Police wrestled with demonstrators around the mayor's office, often charging into the crowd with their batons raised.

Amnesty International described the security force's "military" style tactics as reaching a "new low".

Natalia Zviagina, Director of Amnesty in Russia, said: "Russian authorities hit a new low by imposing military law-like security measures on the unsanctioned rally, blocking access to major Moscow streets and shutting down businesses.

"We demand that the Russian authorities conduct an immediate, full and effective investigation into these incidents and ensure that the victims of police violence gain retribution in competent courts.

"All peaceful protesters must be immediately released; no one should be imprisoned for merely exercising their rights to expression and peaceful assembly."

State news agencies Tass cited police as saying 1,074 were arrested over the course of the protests, which lasted more than seven hours.

PUTIN RATINGS HIGH

Authorities say they were barred because they failed to collect sufficient genuine signatures in their support.

The opposition has no seats in parliament and is starved of air time on state TV where many Russians still get their news.

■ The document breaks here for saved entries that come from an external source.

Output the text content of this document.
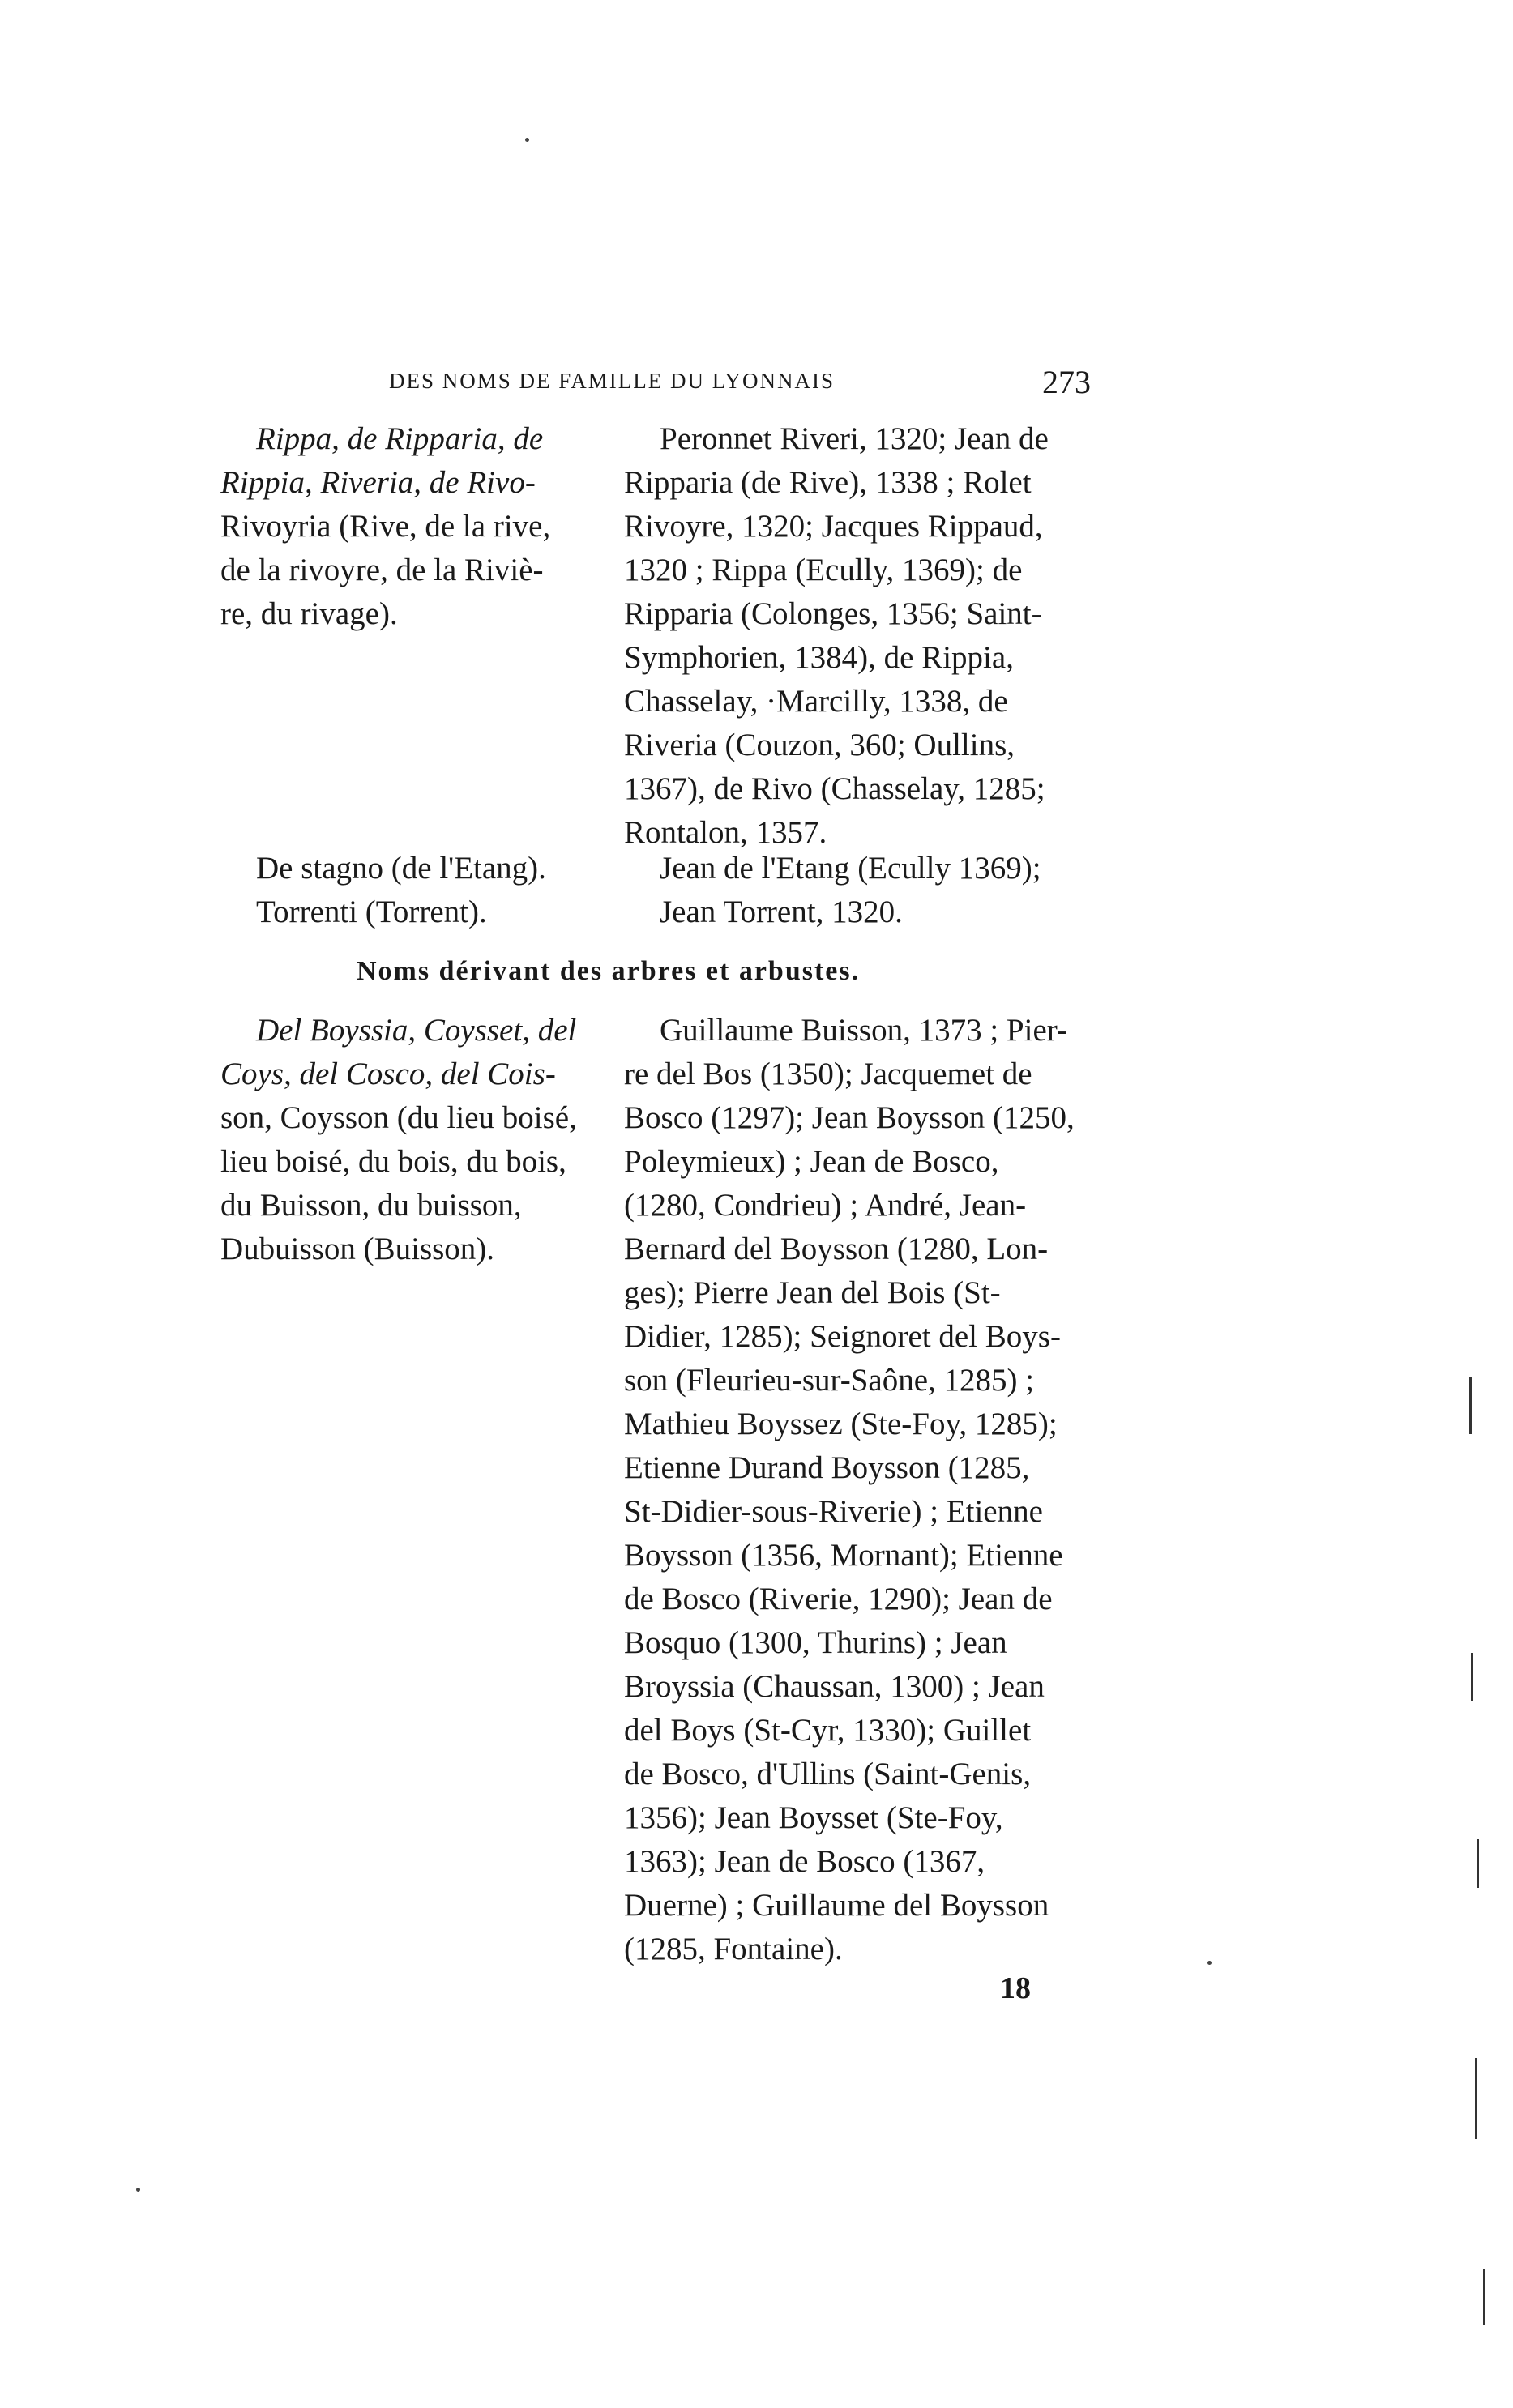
DES NOMS DE FAMILLE DU LYONNAIS	273
Rippa, de Ripparia, de
Rippia, Riveria, de Rivo-
Rivoyria (Rive, de la rive,
de la rivoyre, de la Riviè-
re, du rivage).
Peronnet Riveri, 1320; Jean de
Ripparia (de Rive), 1338 ; Rolet
Rivoyre, 1320; Jacques Rippaud,
1320 ; Rippa (Ecully, 1369); de
Ripparia (Colonges, 1356; Saint-
Symphorien, 1384), de Rippia,
Chasselay, ·Marcilly, 1338, de
Riveria (Couzon, 360; Oullins,
1367), de Rivo (Chasselay, 1285;
Rontalon, 1357.
De stagno (de l'Etang).
Torrenti (Torrent).
Jean de l'Etang (Ecully 1369);
Jean Torrent, 1320.
Noms dérivant des arbres et arbustes.
Del Boyssia, Coysset, del
Coys, del Cosco, del Cois-
son, Coysson (du lieu boisé,
lieu boisé, du bois, du bois,
du Buisson, du buisson,
Dubuisson (Buisson).
Guillaume Buisson, 1373 ; Pier-
re del Bos (1350); Jacquemet de
Bosco (1297); Jean Boysson (1250,
Poleymieux) ; Jean de Bosco,
(1280, Condrieu) ; André, Jean-
Bernard del Boysson (1280, Lon-
ges); Pierre Jean del Bois (St-
Didier, 1285); Seignoret del Boys-
son (Fleurieu-sur-Saône, 1285) ;
Mathieu Boyssez (Ste-Foy, 1285);
Etienne Durand Boysson (1285,
St-Didier-sous-Riverie) ; Etienne
Boysson (1356, Mornant); Etienne
de Bosco (Riverie, 1290); Jean de
Bosquo (1300, Thurins) ; Jean
Broyssia (Chaussan, 1300) ; Jean
del Boys (St-Cyr, 1330); Guillet
de Bosco, d'Ullins (Saint-Genis,
1356); Jean Boysset (Ste-Foy,
1363); Jean de Bosco (1367,
Duerne) ; Guillaume del Boysson
(1285, Fontaine).
18
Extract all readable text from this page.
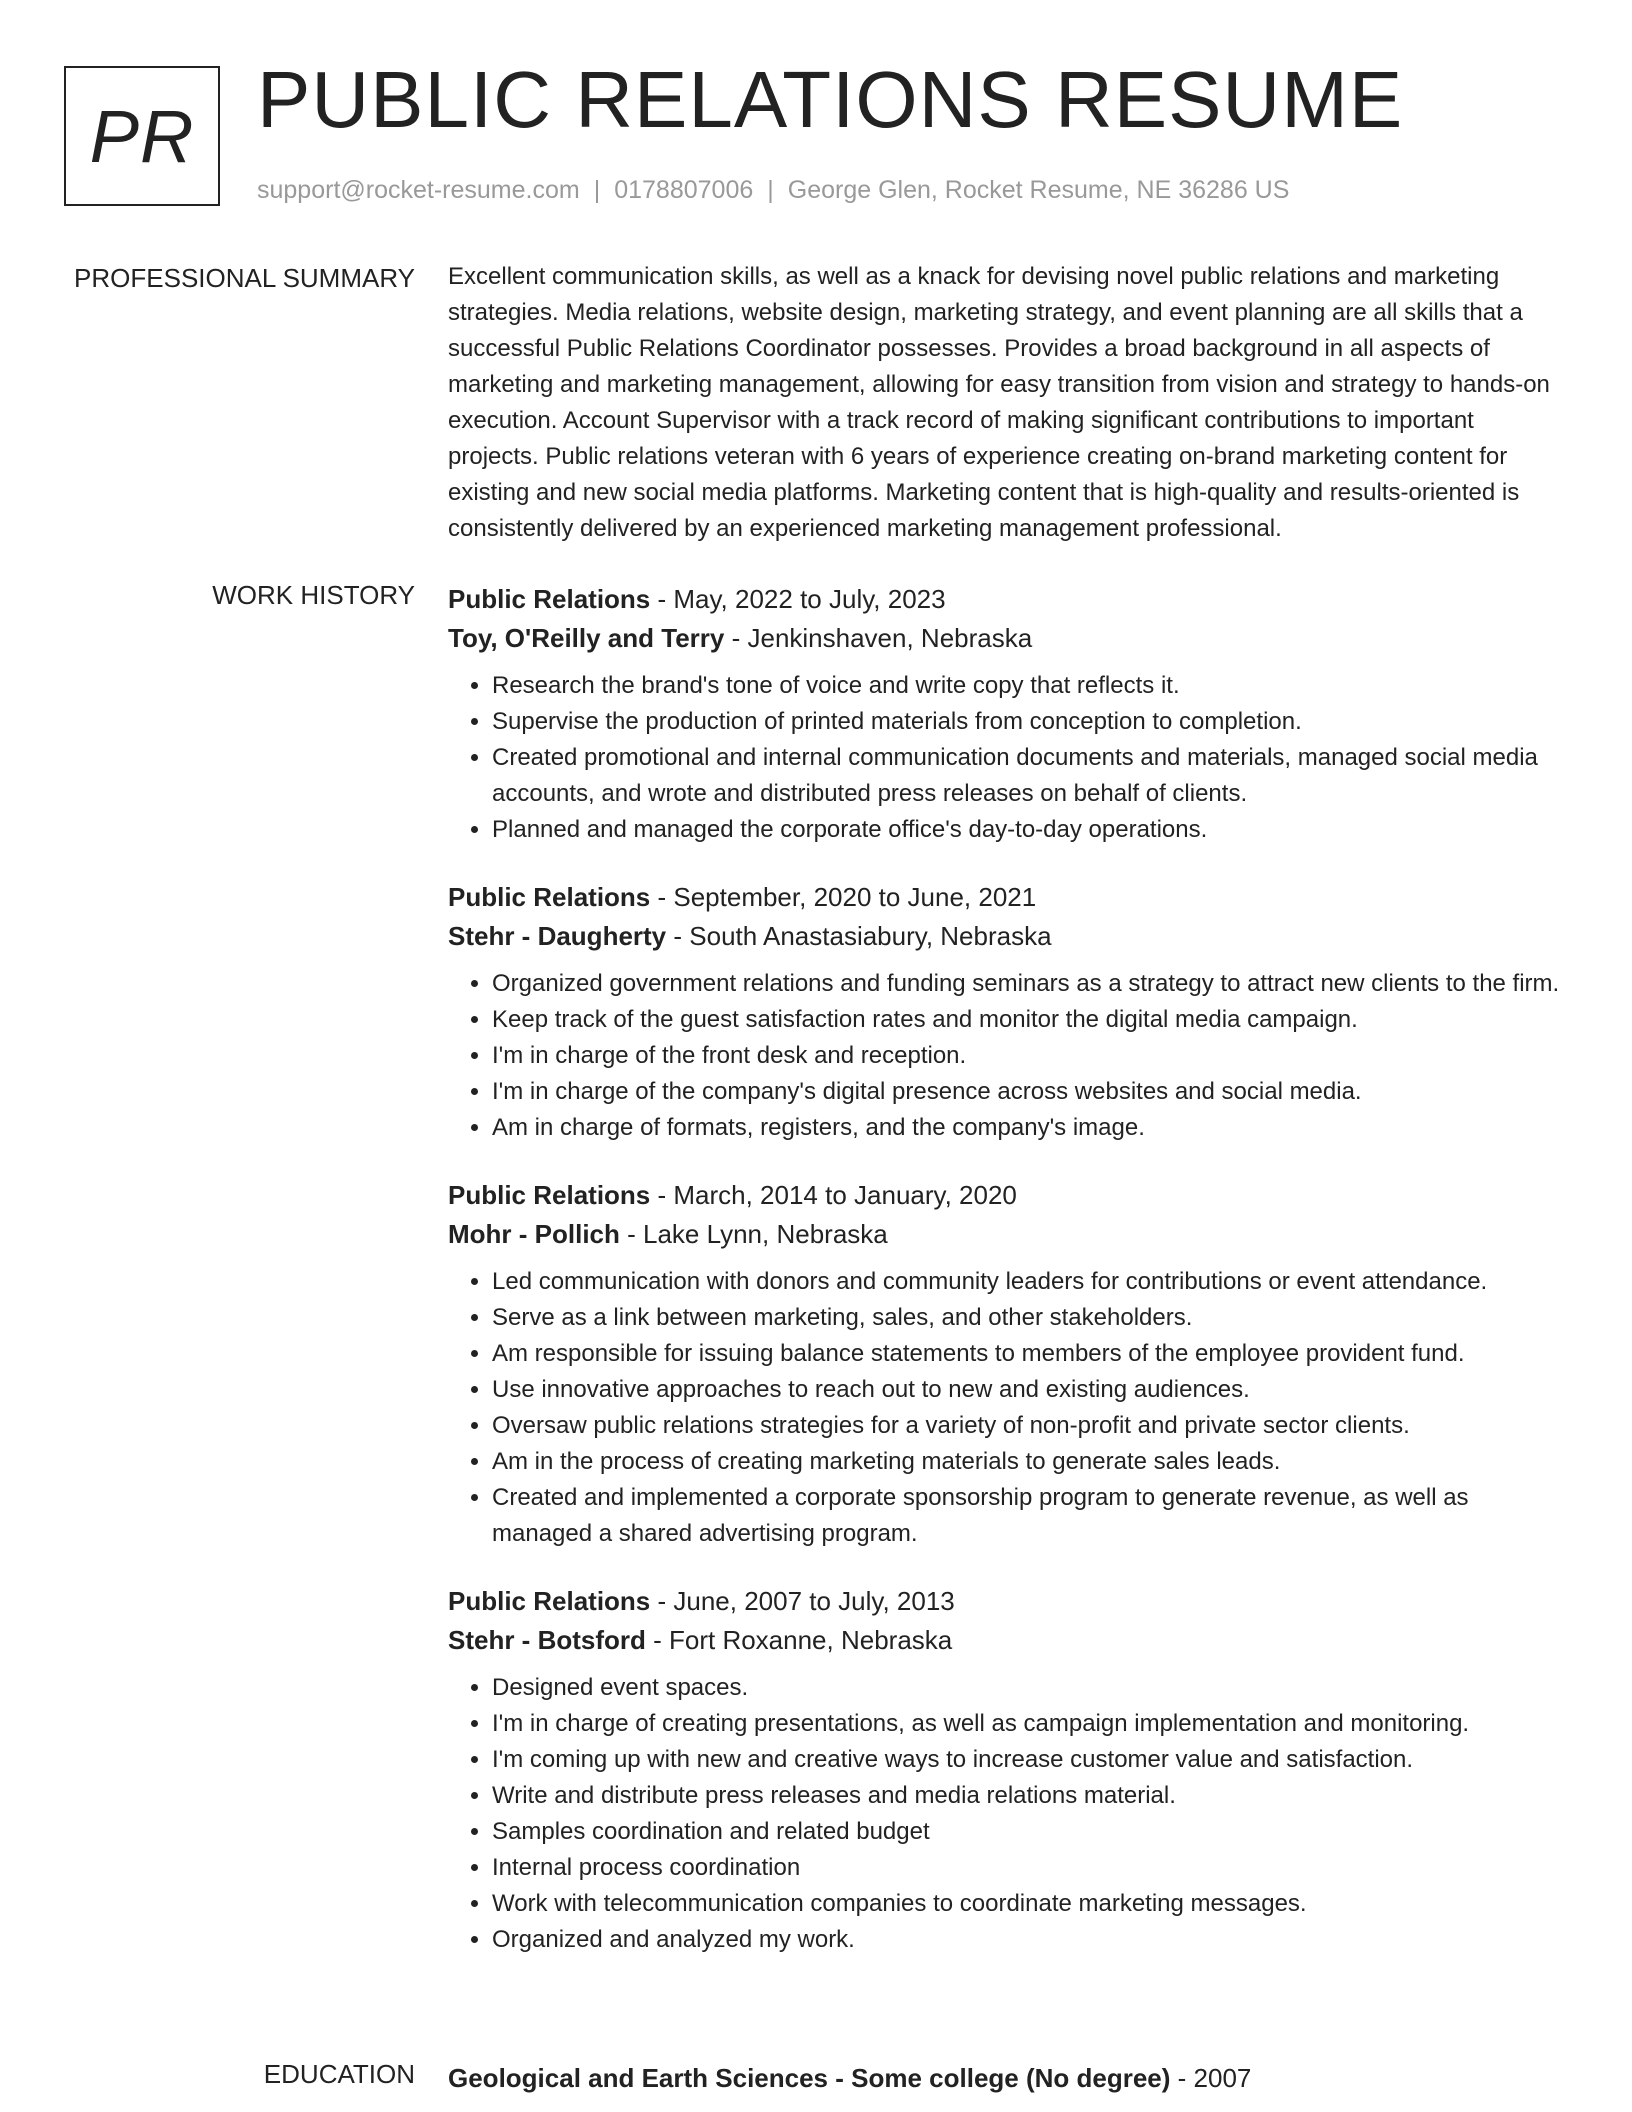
PR PUBLIC RELATIONS RESUME
support@rocket-resume.com | 0178807006 | George Glen, Rocket Resume, NE 36286 US
PROFESSIONAL SUMMARY Excellent communication skills, as well as a knack for devising novel public relations and marketing strategies. Media relations, website design, marketing strategy, and event planning are all skills that a successful Public Relations Coordinator possesses. Provides a broad background in all aspects of marketing and marketing management, allowing for easy transition from vision and strategy to hands-on execution. Account Supervisor with a track record of making significant contributions to important projects. Public relations veteran with 6 years of experience creating on-brand marketing content for existing and new social media platforms. Marketing content that is high-quality and results-oriented is consistently delivered by an experienced marketing management professional.

WORK HISTORY Public Relations - May, 2022 to July, 2023
Toy, O'Reilly and Terry - Jenkinshaven, Nebraska
• Research the brand's tone of voice and write copy that reflects it.
• Supervise the production of printed materials from conception to completion.
• Created promotional and internal communication documents and materials, managed social media accounts, and wrote and distributed press releases on behalf of clients.
• Planned and managed the corporate office's day-to-day operations.
Public Relations - September, 2020 to June, 2021
Stehr - Daugherty - South Anastasiabury, Nebraska
• Organized government relations and funding seminars as a strategy to attract new clients to the firm.
• Keep track of the guest satisfaction rates and monitor the digital media campaign.
• I'm in charge of the front desk and reception.
• I'm in charge of the company's digital presence across websites and social media.
• Am in charge of formats, registers, and the company's image.
Public Relations - March, 2014 to January, 2020
Mohr - Pollich - Lake Lynn, Nebraska
• Led communication with donors and community leaders for contributions or event attendance.
• Serve as a link between marketing, sales, and other stakeholders.
• Am responsible for issuing balance statements to members of the employee provident fund.
• Use innovative approaches to reach out to new and existing audiences.
• Oversaw public relations strategies for a variety of non-profit and private sector clients.
• Am in the process of creating marketing materials to generate sales leads.
• Created and implemented a corporate sponsorship program to generate revenue, as well as managed a shared advertising program.
Public Relations - June, 2007 to July, 2013
Stehr - Botsford - Fort Roxanne, Nebraska
• Designed event spaces.
• I'm in charge of creating presentations, as well as campaign implementation and monitoring.
• I'm coming up with new and creative ways to increase customer value and satisfaction.
• Write and distribute press releases and media relations material.
• Samples coordination and related budget
• Internal process coordination
• Work with telecommunication companies to coordinate marketing messages.
• Organized and analyzed my work.
EDUCATION Geological and Earth Sciences - Some college (No degree) - 2007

Opinion polls in the past have shown support for Navalny, a lawyer and anti-corruption activist, only in the single digits.

But backers note he won almost a third of the vote in a 2013 Moscow mayoral race and say his movement could build momentum in the Russian capital if allowed to compete fairly.

Though Putin's approval rating is still high at well over 60 per cent, it is lower than it used to be due to discontent over years of falling incomes.